Czeski Sąd Najwyższy będzie musiał rozstrzygnąć, czy opublikowanie książki zawierające przemówienia Adolfa Hitlera jest elementem propagowania nazizmu. Wypowiedzi przywódcy niemieckiej III Rzeszy zostały wydane już przed siedmioma laty, natomiast odpowiedzialne za to osoby są od tego czasu ścigane przez prokuraturę i sądy, chociaż ich głównym celem miało być przedstawienie dokumentów historycznych.
Trybunał Konstytucyjny w Brnie unieważnił dotychczasowe decyzje czeskiej prokuratury oraz tamtejszego Sądu Najwyższego, dlatego ta ostatnia instytucja będzie musiała wydać wyrok w tej sprawie. Orzeczenie Trybunału zostało wydane po zaskarżeniu przez wszystkie zainteresowane strony dotychczasowego postępowania, w którym Sąd Najwyższy nakazał ponowne rozpatrzenie aktu oskarżenia prokuraturze, a nie sądowi.

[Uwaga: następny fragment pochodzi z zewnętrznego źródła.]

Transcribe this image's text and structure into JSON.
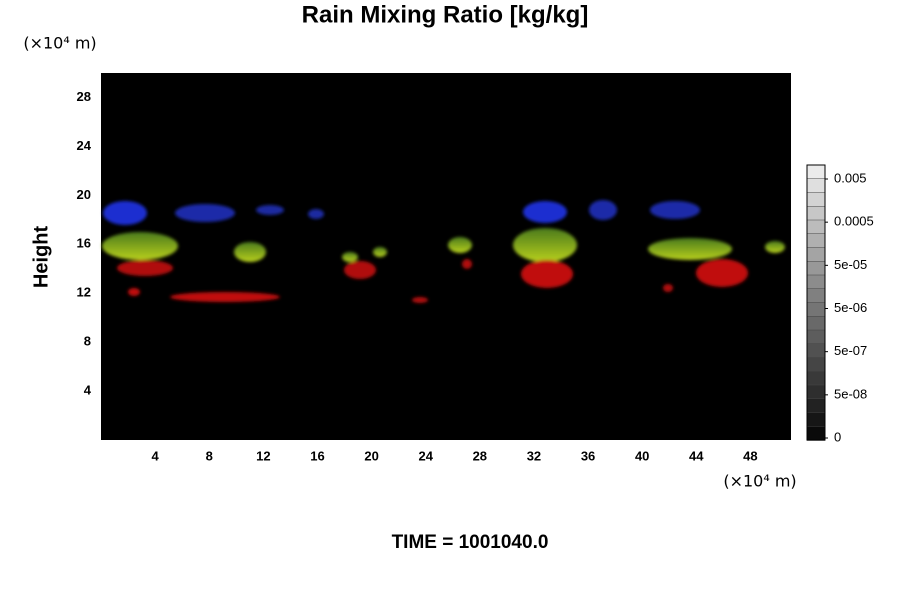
{
  "chart_data": {
    "type": "volume",
    "title": "Rain Mixing Ratio [kg/kg]",
    "y_label": "Height",
    "y_unit": "(×10⁴ m)",
    "x_unit": "(×10⁴ m)",
    "xlim": [
      0,
      51
    ],
    "xticks": [
      4,
      8,
      12,
      16,
      20,
      24,
      28,
      32,
      36,
      40,
      44,
      48
    ],
    "ylim": [
      0,
      30
    ],
    "yticks": [
      4,
      8,
      12,
      16,
      20,
      24,
      28
    ],
    "colorbar_ticks": [
      0.005,
      0.0005,
      {
        "value": 5e-05,
        "label": "5e-05"
      },
      {
        "value": 5e-06,
        "label": "5e-06"
      },
      {
        "value": 5e-07,
        "label": "5e-07"
      },
      {
        "value": 5e-08,
        "label": "5e-08"
      },
      0
    ],
    "footer": "TIME = 1001040.0"
  }
}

Teraz to czeski Sąd Najwyższy będzie musiał zadecydować jakie uchybienia proceduralne miały miejsce w trakcie procesu, a także czy wydanie przemówień Hitlera można uznać za propagowanie nazizmu. W całej sprawie oskarżone są trzy osoby, którym grozi nawet do dziesięciu lat więzienia, ponieważ wypowiedziom wodza III Rzeszy miały towarzyszyć teksty w niewystarczający sposób odcinające się od jego ideologii.
Prokuratura prowadziła także postępowanie wobec wydawnictwa, które zdecydowało się opublikować książkę w 2012 roku, lecz jego sprawa podobnie jak i trzech autorów została umorzona przez sądy miejski i regionalny w Brnie.
Na podstawie: novinky.cz, irozhlas.cz.